Due to shame and guilt, many feel isolated and alone because of their struggle with sexual sin. Many Christians put on a good face when sexual sin is confessed, but follow up is often lacking. If the Christians struggling are single, isolation is even easier and they are more prone to addiction. Rosaria encourages believers to see singles as a part of their family. She means this quite literally.
“If you are not sharing the gospel with a house key, especially with people for whom crushing loneliness is killing them faster — if you are not doing that, why not? Because 1 Corinthians 10:13 is for all of us. ‘No temptation has overtaken you that is not common to man. God is faithful, and he will not let you be tempted beyond your ability, but with the temptation he will also provide the way of escape.’ What if your house is a way of escape, but you are too busy?”
She joked that some may call her a hippie for it, but she believes Acts 2 calls for this type of hospitality to be normal among Christians. Unfortunately, this kind of hospitality is scarce among Christians and it probably has a lot to do with fear of transparency. We don’t invite people into our homes because we’re afraid that they will see our brokenness. We wear our masks that hide our true selves from the world from nine to five. We can’t bear the idea of wearing them from five to nine and on the weekend.

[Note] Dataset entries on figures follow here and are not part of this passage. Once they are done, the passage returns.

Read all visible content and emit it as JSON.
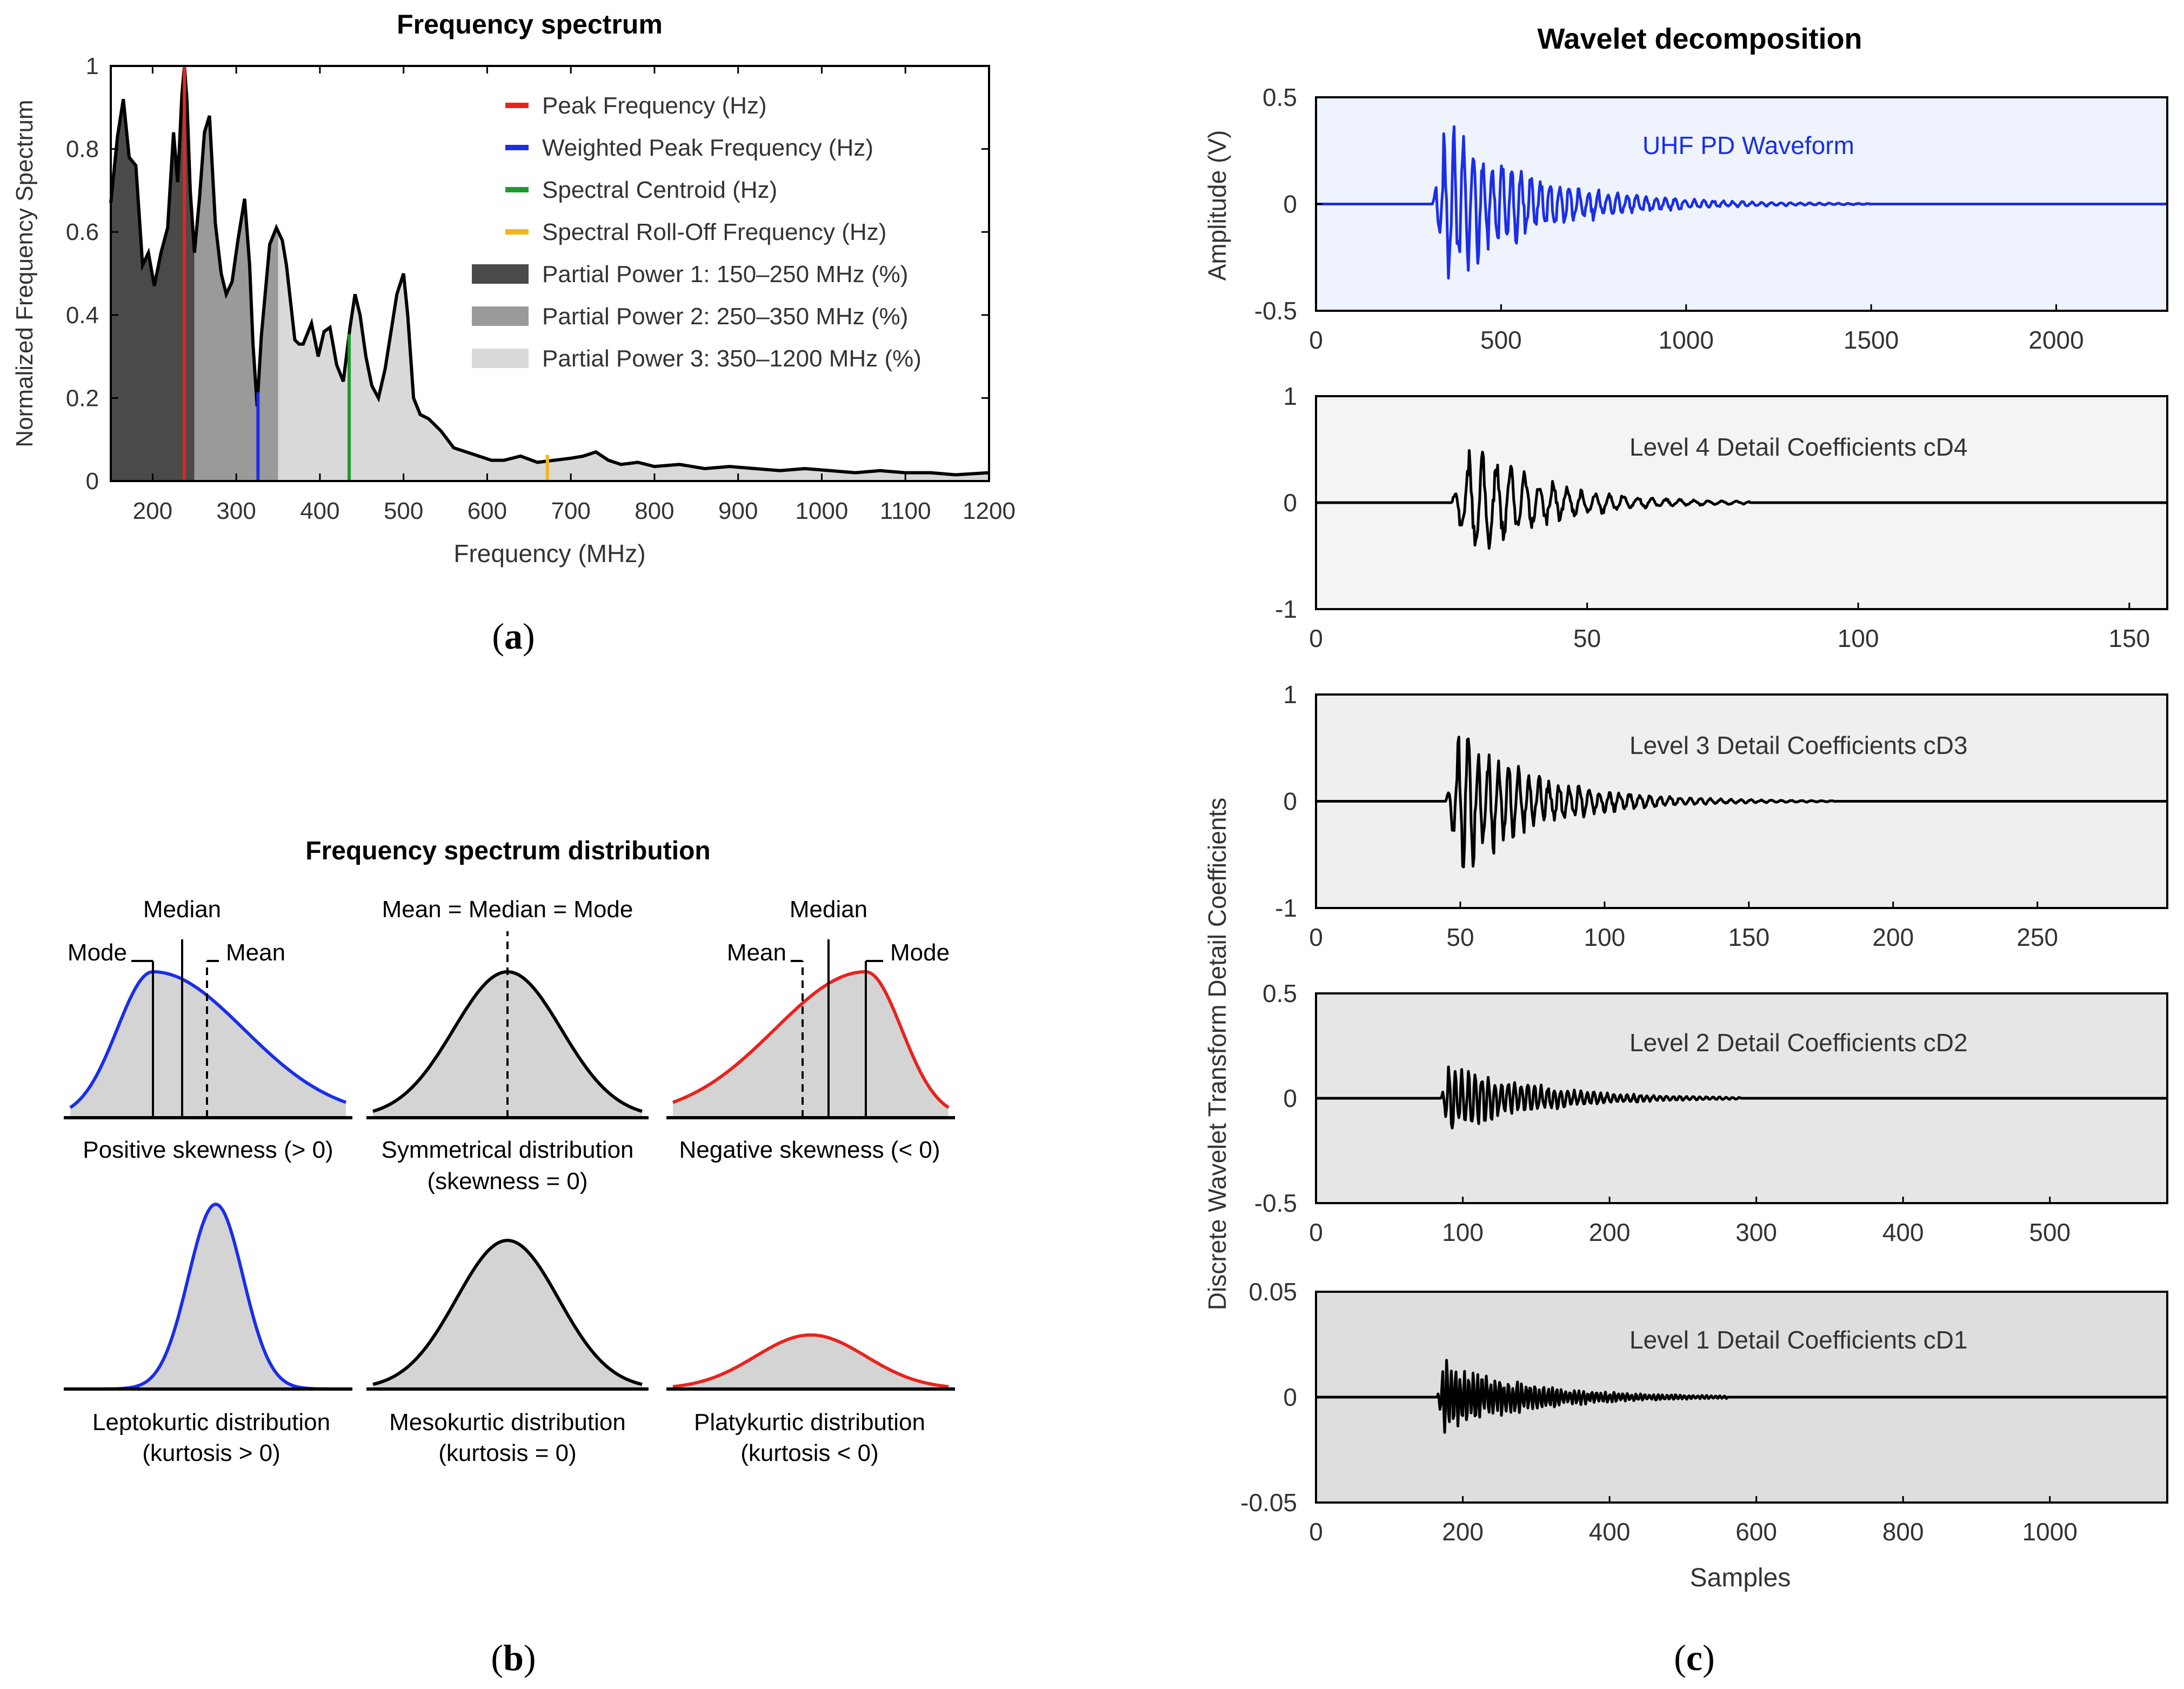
{
  "panel_a": {
    "title": "Frequency spectrum",
    "caption_letter": "a",
    "xlabel": "Frequency (MHz)",
    "ylabel": "Normalized Frequency Spectrum",
    "xticks": [
      200,
      300,
      400,
      500,
      600,
      700,
      800,
      900,
      1000,
      1100,
      1200
    ],
    "yticks": [
      "0",
      "0.2",
      "0.4",
      "0.6",
      "0.8",
      "1"
    ],
    "legend": [
      {
        "label": "Peak Frequency (Hz)",
        "color": "#e8231e",
        "kind": "line"
      },
      {
        "label": "Weighted Peak Frequency (Hz)",
        "color": "#1a2ee8",
        "kind": "line"
      },
      {
        "label": "Spectral Centroid (Hz)",
        "color": "#1e9a2a",
        "kind": "line"
      },
      {
        "label": "Spectral Roll-Off Frequency (Hz)",
        "color": "#f2b51d",
        "kind": "line"
      },
      {
        "label": "Partial Power 1: 150–250 MHz (%)",
        "color": "#4a4a4a",
        "kind": "patch"
      },
      {
        "label": "Partial Power 2: 250–350 MHz (%)",
        "color": "#9a9a9a",
        "kind": "patch"
      },
      {
        "label": "Partial Power 3: 350–1200 MHz (%)",
        "color": "#d9d9d9",
        "kind": "patch"
      }
    ]
  },
  "panel_b": {
    "title": "Frequency spectrum distribution",
    "caption_letter": "b",
    "labels": {
      "median": "Median",
      "mode": "Mode",
      "mean": "Mean",
      "mean_median_mode": "Mean = Median = Mode"
    },
    "row1": [
      {
        "caption1": "Positive skewness (> 0)",
        "caption2": "",
        "color": "#1a2ee8"
      },
      {
        "caption1": "Symmetrical distribution",
        "caption2": "(skewness = 0)",
        "color": "#000000"
      },
      {
        "caption1": "Negative skewness (< 0)",
        "caption2": "",
        "color": "#e8231e"
      }
    ],
    "row2": [
      {
        "caption1": "Leptokurtic distribution",
        "caption2": "(kurtosis > 0)",
        "color": "#1a2ee8"
      },
      {
        "caption1": "Mesokurtic distribution",
        "caption2": "(kurtosis = 0)",
        "color": "#000000"
      },
      {
        "caption1": "Platykurtic distribution",
        "caption2": "(kurtosis < 0)",
        "color": "#e8231e"
      }
    ]
  },
  "panel_c": {
    "title": "Wavelet decomposition",
    "caption_letter": "c",
    "xlabel": "Samples",
    "ylabel_top": "Amplitude (V)",
    "ylabel_shared": "Discrete Wavelet Transform Detail Coefficients"
  },
  "chart_data": [
    {
      "type": "area",
      "id": "spectrum",
      "title": "Frequency spectrum",
      "xlabel": "Frequency (MHz)",
      "ylabel": "Normalized Frequency Spectrum",
      "xlim": [
        150,
        1200
      ],
      "ylim": [
        0,
        1
      ],
      "x": [
        150,
        158,
        165,
        172,
        180,
        188,
        195,
        202,
        210,
        218,
        225,
        230,
        235,
        238,
        241,
        245,
        250,
        256,
        262,
        268,
        275,
        282,
        288,
        295,
        302,
        310,
        316,
        320,
        325,
        330,
        340,
        348,
        355,
        360,
        370,
        375,
        380,
        390,
        398,
        405,
        412,
        420,
        428,
        436,
        442,
        448,
        455,
        462,
        470,
        478,
        485,
        492,
        500,
        505,
        512,
        520,
        530,
        545,
        560,
        575,
        590,
        605,
        620,
        640,
        660,
        680,
        700,
        715,
        730,
        745,
        760,
        780,
        800,
        830,
        860,
        890,
        920,
        950,
        980,
        1010,
        1040,
        1070,
        1100,
        1130,
        1160,
        1200
      ],
      "y": [
        0.67,
        0.83,
        0.92,
        0.78,
        0.76,
        0.52,
        0.55,
        0.47,
        0.55,
        0.61,
        0.84,
        0.72,
        0.93,
        1.0,
        0.92,
        0.7,
        0.55,
        0.68,
        0.84,
        0.88,
        0.62,
        0.5,
        0.45,
        0.48,
        0.58,
        0.68,
        0.52,
        0.33,
        0.18,
        0.35,
        0.57,
        0.61,
        0.58,
        0.52,
        0.34,
        0.33,
        0.33,
        0.38,
        0.3,
        0.36,
        0.37,
        0.28,
        0.24,
        0.37,
        0.45,
        0.4,
        0.3,
        0.23,
        0.2,
        0.27,
        0.36,
        0.45,
        0.5,
        0.4,
        0.2,
        0.16,
        0.15,
        0.12,
        0.08,
        0.07,
        0.06,
        0.05,
        0.05,
        0.06,
        0.045,
        0.05,
        0.055,
        0.06,
        0.07,
        0.05,
        0.04,
        0.045,
        0.035,
        0.04,
        0.03,
        0.035,
        0.03,
        0.025,
        0.03,
        0.025,
        0.02,
        0.025,
        0.02,
        0.02,
        0.015,
        0.02
      ],
      "markers": {
        "peak_frequency": 238,
        "weighted_peak_frequency": 326,
        "spectral_centroid": 435,
        "spectral_rolloff_frequency": 672
      },
      "partial_power_bands": [
        [
          150,
          250
        ],
        [
          250,
          350
        ],
        [
          350,
          1200
        ]
      ]
    },
    {
      "type": "line",
      "id": "uhf_pd_waveform",
      "label": "UHF PD Waveform",
      "ylabel": "Amplitude (V)",
      "xlim": [
        0,
        2300
      ],
      "ylim": [
        -0.5,
        0.5
      ],
      "xticks": [
        0,
        500,
        1000,
        1500,
        2000
      ],
      "yticks": [
        "-0.5",
        "0",
        "0.5"
      ],
      "onset": 315,
      "end": 1500,
      "peak": 0.45,
      "decay": 0.0043,
      "period": 26,
      "color": "#1a2ee8",
      "background": "#eef3fd"
    },
    {
      "type": "line",
      "id": "cD4",
      "label": "Level 4 Detail Coefficients cD4",
      "xlim": [
        0,
        157
      ],
      "ylim": [
        -1,
        1
      ],
      "xticks": [
        0,
        50,
        100,
        150
      ],
      "yticks": [
        "-1",
        "0",
        "1"
      ],
      "onset": 25,
      "end": 80,
      "peak": 0.75,
      "decay": 0.075,
      "period": 2.6,
      "color": "#000000",
      "background": "#f4f4f4"
    },
    {
      "type": "line",
      "id": "cD3",
      "label": "Level 3 Detail Coefficients cD3",
      "xlim": [
        0,
        295
      ],
      "ylim": [
        -1,
        1
      ],
      "xticks": [
        0,
        50,
        100,
        150,
        200,
        250
      ],
      "yticks": [
        "-1",
        "0",
        "1"
      ],
      "onset": 45,
      "end": 180,
      "peak": 0.85,
      "decay": 0.038,
      "period": 3.5,
      "color": "#000000",
      "background": "#efefef"
    },
    {
      "type": "line",
      "id": "cD2",
      "label": "Level 2 Detail Coefficients cD2",
      "xlim": [
        0,
        580
      ],
      "ylim": [
        -0.5,
        0.5
      ],
      "xticks": [
        0,
        100,
        200,
        300,
        400,
        500
      ],
      "yticks": [
        "-0.5",
        "0",
        "0.5"
      ],
      "onset": 85,
      "end": 290,
      "peak": 0.2,
      "decay": 0.018,
      "period": 4.5,
      "color": "#000000",
      "background": "#e6e6e6"
    },
    {
      "type": "line",
      "id": "cD1",
      "label": "Level 1 Detail Coefficients cD1",
      "xlim": [
        0,
        1160
      ],
      "ylim": [
        -0.05,
        0.05
      ],
      "xticks": [
        0,
        200,
        400,
        600,
        800,
        1000
      ],
      "yticks": [
        "-0.05",
        "0",
        "0.05"
      ],
      "onset": 165,
      "end": 560,
      "peak": 0.018,
      "decay": 0.0085,
      "period": 6,
      "color": "#000000",
      "background": "#dedede"
    }
  ]
}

Rosaria suggests that Sunday is the perfect day to allow people into our lives uninvited.
“Why do we make certain days ‘family days’? Sunday is the Lord’s Day. It is not ‘family day.’ It is the Lord’s Day. It is the day for God’s people to be in each other’s lives without invitation.”
“Holidays are hard for people who are single. Why not just make a covenant that says that your home is going to be open, and use the guest room for the people in your church who are going to struggle?”
Rosaria understands that a Christian struggling with homosexual desires is ultimately no different than a Christian struggling with pornography, fornication, greed, or drunkenness. We’re all sinners who need to repent daily of how we’ve failed. There is no ideal church specifically for homosexuals. But there is an ideal church for sinners. It’s a safe place to confess and repent.
“The ideal church is a church where everybody is repenting publicly of something. The ideal church is where people are saying, ‘I struggle with this, and I don’t want it to define me, but I need you to cover my back in prayer. I struggle. I fail. I have been a Christian, and I want to struggle in the Lord.’ That is the ideal church.”